What We're Doing

Indiana Gateway for Government Units

The Gateway serves as an online data collection system and public access website that increases transparency and accessibility of local government finance information for Hoosiers. Local officials use Gateway to submit budgets and annual reports to the Department of Local Government Finance (DLGF) and the State Board of Accounts (SBOA), while a public portal makes this information accessible for research and analysis to those outside of state government.

STATS Indiana

New data and more data are now flowing to STATS Indiana as a result of these time intensive projects:

    1. Indiana State Department of Health now provides more of its data to STATS Indiana for use in “non public health professional” formats
    2. Indiana Secretary of State’s office provides monthly incorporation filings by type
    3. Indiana Health Professionals Bureau provides an electronic format for use of their data
    4. Expansion of health and public health data on STATS Indiana, combining both federal (CDC, SAMSHA and others) and state data to provide a more complete picture of Hoosier quality of life.
    5. STATS Indiana has won national awards and is used by the broadest spectrum of Hoosiers—from government to businesses to economic development to hospitals and schools and churches and others just seeking the statistical facts of their community.

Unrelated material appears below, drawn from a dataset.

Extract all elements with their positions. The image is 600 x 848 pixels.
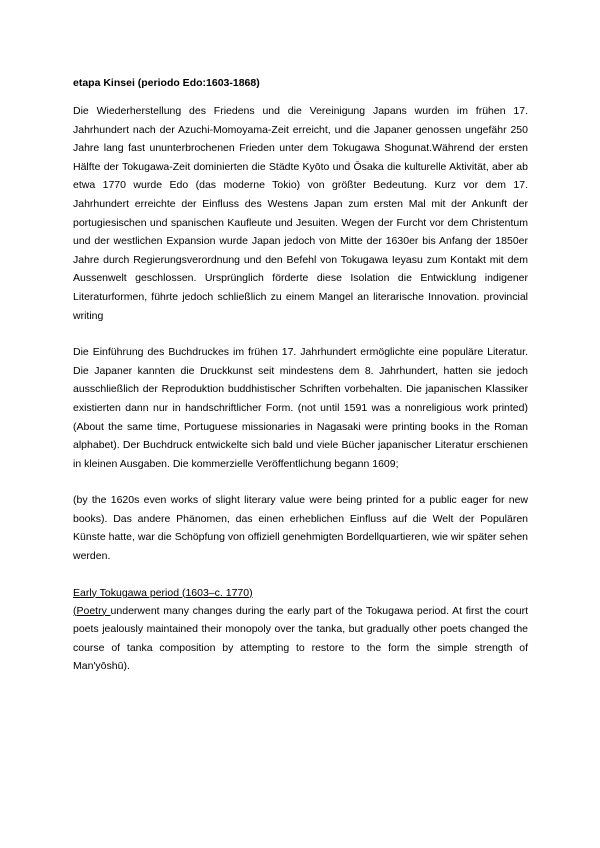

Indiana Workforce Intelligence System

This project, which gained national recognition, created a data warehouse of integrated workforce and education data, thanks to the collaboration of the Indiana Department of Workforce Development, the Indiana Commission for Higher Education, and the Indiana Business Research Center. With support from the Lilly Endowment, the Joyce Foundation, and Lumina Foundation, IWIS helped us understand brain drain, workforce vulnerabilities, job creation opportunities, and the education-to-work skills pipeline.

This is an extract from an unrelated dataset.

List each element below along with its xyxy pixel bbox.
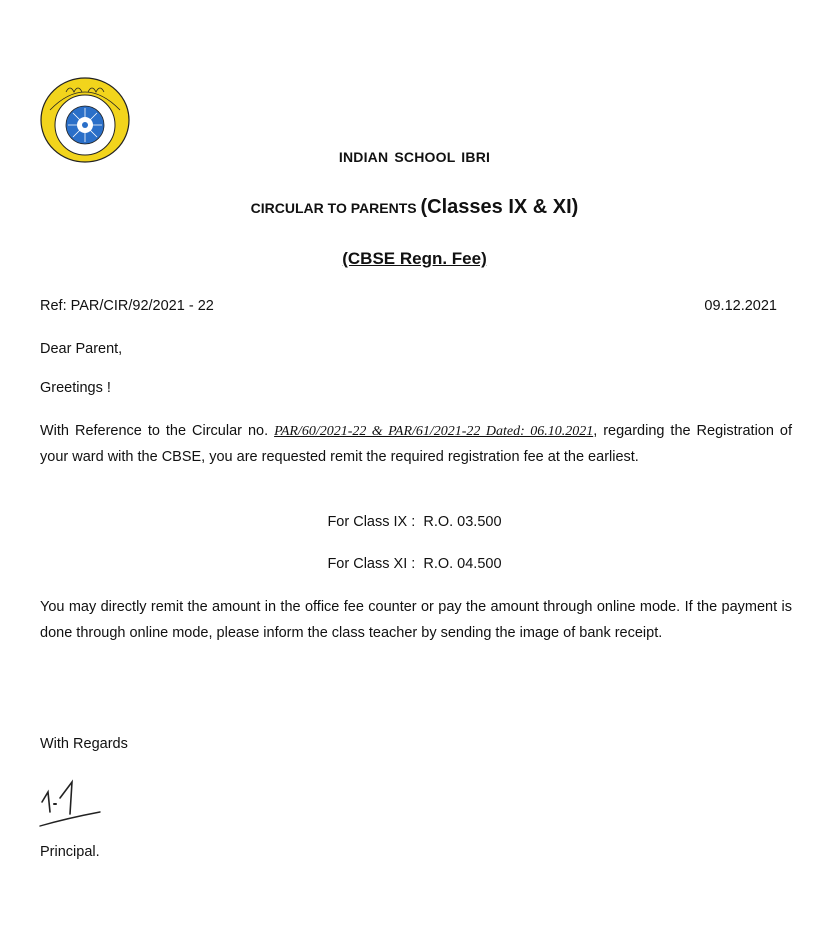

In 2014, the Management Performance Hub (formerly Indiana Network of Knowledge) replaced IWIS as the state’s education and workforce longitudinal data system.

Property Tax Data

Researchers and policy makers have complained for years about the dearth of timely and accurate property data, data which have been needed to help understand the implications of our past and current property tax systems and their role in the larger matrix of taxation.  This project has been unique because the IBRC and the Department of Local Government Finance and the Legislative Services Agency undertook to fix the problem from the starting point of data collection.  We have now created web-enabled tools that allow for the upload and verification of county assessment and auditor files, ensuring that those files meet the legal format standards set by the General Assembly.  Concomitant with those tools was the development of an online Sales Disclosure system that provides an online utility for entering property sales of all types – a so-called “public” version for the seller and another editable version for the assessors.  The end result is an accessible database with near real-time information on property sales.